Der Abstimmungskampf um die Ausschaffungs-Initiative geht in die letzte Phase – und die SVP kriegt Schützenhilfe von Rechtsprofessoren. Gleich drei von ihnen äussern in der «Berner Zeitung» harsche Kritik am Bundesrat. Brisant: Keiner der Juristen getraut sich, mit Namen hinzustehen. «Ich will den Bundesrat nicht tadeln», sagt einer. Ein anderer hat Angst, in die «rechte Ecke» gedrängt zu werden.
Der Bundesrat schreibt im Abstimmungsbüchlein, die Initiative würde zu stossenden Ergebnissen führen: «Ein in der Schweiz aufgewachsener ausländischer Jugendlicher müsste wegen eines einmaligen geringfügigen Einbruchsdiebstahls automatisch weggewiesen werden.»
Argumente des Bundesrates: «Blödsinn!»
Das sei «Blödsinn», sagt ein Professor. Es stimme auch nicht, dass eine Ausschaffung erfolge, wenn ein Ausländer ein paar Gramm Cannabis gegen eine CD tausche: Dieses Argument hatte die neue Justizministerin Simonetta Sommaruga in einer hitzigen Debatte mit SVP-Mann Adrian Amstutz in der «Arena» vorgebracht.
Die Strafrechtsprofessoren weisen darauf hin, dass gemäss Initiativ-Text das Parlament noch genau definieren muss, welche Tatbestände wirklich zu einer Wegweisung führen. Ähnlich hatten sich im SonntagsBlick die beiden Rechtsprofessoren Rainer J. Schweizer und Thomas Gächter geäussert – namentlich.
SVP freut sich über Kronzeugen
Nur zu gern greift die SVP diese Argumentation auf: Gestern Abend versandte sie ein Communiqué – und berief sich auf die anonymen Professoren als Kronzeugen.
Das sei entlarvend, sagt SP-Nationalrat Andy Tschümperlin: «Ich kann mir den Zeitpunkt des Artikels und die Zurückhaltung der Professoren nur so erklären, dass die Initianten dahinter stecken.» Das sei abstrus, entgegnet SVP-Generalsekretär Martin Baltisser. «Wir können bestimmt keinen Einfluss auf Professoren noch auf Zeitungen nehmen.»
Der grüne Nationalrat Daniel Vischer findet es «lächerlich», dass sich die Kritiker versteckten. Sein Parteikollege Alec von Graffenried betont: «Wenn schon, sollen Professoren sich wissenschaftlich differenziert äussern – nicht politisch oder gar polemisch, wie das hier der Fall ist.»
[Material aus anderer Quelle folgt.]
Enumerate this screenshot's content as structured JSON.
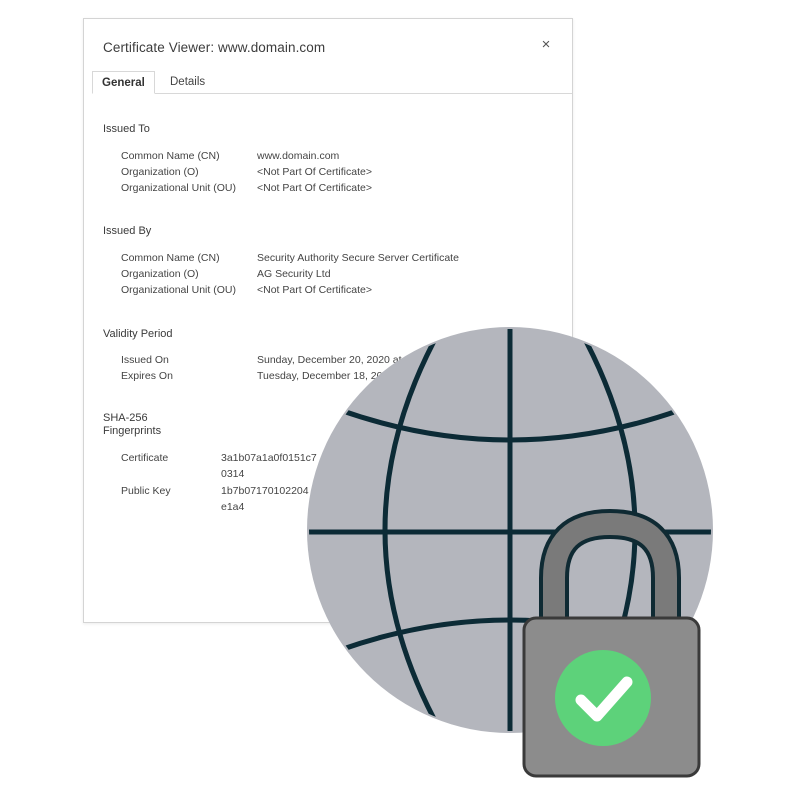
{
  "dialog": {
    "title": "Certificate Viewer: www.domain.com",
    "close_label": "×",
    "tabs": [
      {
        "label": "General"
      },
      {
        "label": "Details"
      }
    ]
  },
  "issued_to": {
    "title": "Issued To",
    "rows": [
      {
        "key": "Common Name (CN)",
        "value": "www.domain.com"
      },
      {
        "key": "Organization (O)",
        "value": "<Not Part Of Certificate>"
      },
      {
        "key": "Organizational Unit (OU)",
        "value": "<Not Part Of Certificate>"
      }
    ]
  },
  "issued_by": {
    "title": "Issued By",
    "rows": [
      {
        "key": "Common Name (CN)",
        "value": "Security Authority Secure Server Certificate"
      },
      {
        "key": "Organization (O)",
        "value": "AG Security Ltd"
      },
      {
        "key": "Organizational Unit (OU)",
        "value": "<Not Part Of Certificate>"
      }
    ]
  },
  "validity": {
    "title": "Validity Period",
    "rows": [
      {
        "key": "Issued On",
        "value": "Sunday, December 20, 2020 at"
      },
      {
        "key": "Expires On",
        "value": "Tuesday, December 18, 20"
      }
    ]
  },
  "fingerprints": {
    "title_line1": "SHA-256",
    "title_line2": "Fingerprints",
    "rows": [
      {
        "key": "Certificate",
        "value": "3a1b07a1a0f0151c7",
        "cont": "0314"
      },
      {
        "key": "Public Key",
        "value": "1b7b07170102204",
        "cont": "e1a4"
      }
    ]
  },
  "icons": {
    "globe": "globe-icon",
    "lock": "padlock-icon",
    "check": "checkmark-icon"
  },
  "colors": {
    "globe_fill": "#b4b6bd",
    "globe_lines": "#0c2b36",
    "lock_body": "#8c8c8c",
    "lock_shackle": "#7a7a7a",
    "check_circle": "#5dd27a",
    "check_mark": "#ffffff"
  }
}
«Wir spielen nicht mit gezinkten Karten»
Auch FDP-Nationalrat Philipp Müller, Verfechter des Gegenvorschlags und damit Mitstreiter von Sommaruga, hätte es begrüsst, wenn die Rechtsexperten öffentlich zu ihrer Kritik am Bundesrat stehen würden. «Wir Initiativgegner haben ja nichts zu verbergen, ich spiele nicht mit gezinkten Karten.»
Inhaltlich hätten die Professoren durchaus Recht: «Es wird in jedem Fall eine Ausführungsgesetzgebung geben – egal ob Initiative oder Gegenvorschlag durchkommen.»
Auch ein Automatismus – mit dem die SVP wirbt und vor dem Sommaruga warnt – könne gar nicht umgesetzt werden: «Die Verfassung räumt jedem Ausländer das Recht ein, gegen eine Wegweisungsverfügung der kantonalen Behörden bis ans Bundesgericht zu rekurrieren.»